Pause! A 2-year reconciliation with one’s self

They are running, while I can only walk.

I had to re-orient my future plan 2 years ago.

The long-term dream of working in the same line as my hobby was all broken into pieces as soon as I decided to leave the job I had. Jealousy ate all my thoughts as I found out most people around me already landed on their first job, while I felt like I have to go a long way back to square one: re-orient my plan.

The first few months of re-entering the world I would not believe I truly have entered again was hard. The fact that I have to move slower than others was devastating.

While I know for sure all those updates on social media were only intended to share one’s story of the day, with no intention to show off, I got myself in a cage of hatred, anger, and jealousy. I hate myself for not making it look as cool as others, making money, being independent financially, being a career woman, running a business smoothly, and many more. I hate myself for once again having to be trapped with the same issues those people had left. I hate to find myself stuck at the same point. No new achievement whatsoever.

I wondered from time to time how come I found myself back here? Again?

That was me.

Two years ago.

Now?

Luckily, the path I unexpectedly chose, the unimpressive path, the path that is stigmatized as “jobless in style”, the path that most people recommend not to take if one does not have a clear purpose or have any practical experience before, allowed me to take a productive ‘pause’.

I got to move at the right pace and, the biggest fortune is, with the supportive environment.

Two years ago or long before then, I would say I did not own a compass.
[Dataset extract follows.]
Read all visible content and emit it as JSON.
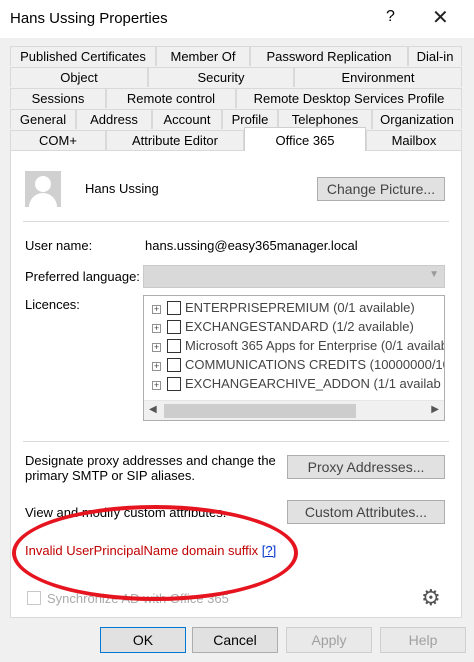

I was completely lost in a sea of fast-moving people. I tried to run as fast as I could, tried to be recognized by people, yet I only tortured myself.

Slowly I realized what tortured me was not because others were moving too fast, it was because I did not own a compass. I kept following the wave without even knowing the destination it led to.

While is not it necessary to know your destination to efficiently moving?


The path I chose two years ago, which is the one I am still currently trying to reach the finish line, turns out to be the path I was looking for during that lost period. Additionally, it provided me with a compass to plan for things beyond the finish line.

Being on a slow-moving path and even with several times taking pauses has given me the opportunity to plan for a more organized journey to the uncertain future.

The very least benefit, if you might wonder why would moving slowly give benefits, is you do not lose yourself. You might even find yours. You are ‘safe’ and ‘sane’, not ‘drowning’ and ‘tortured’.

One by one, go and pause, fast and slow.

We will surely get to the place that is destined for us.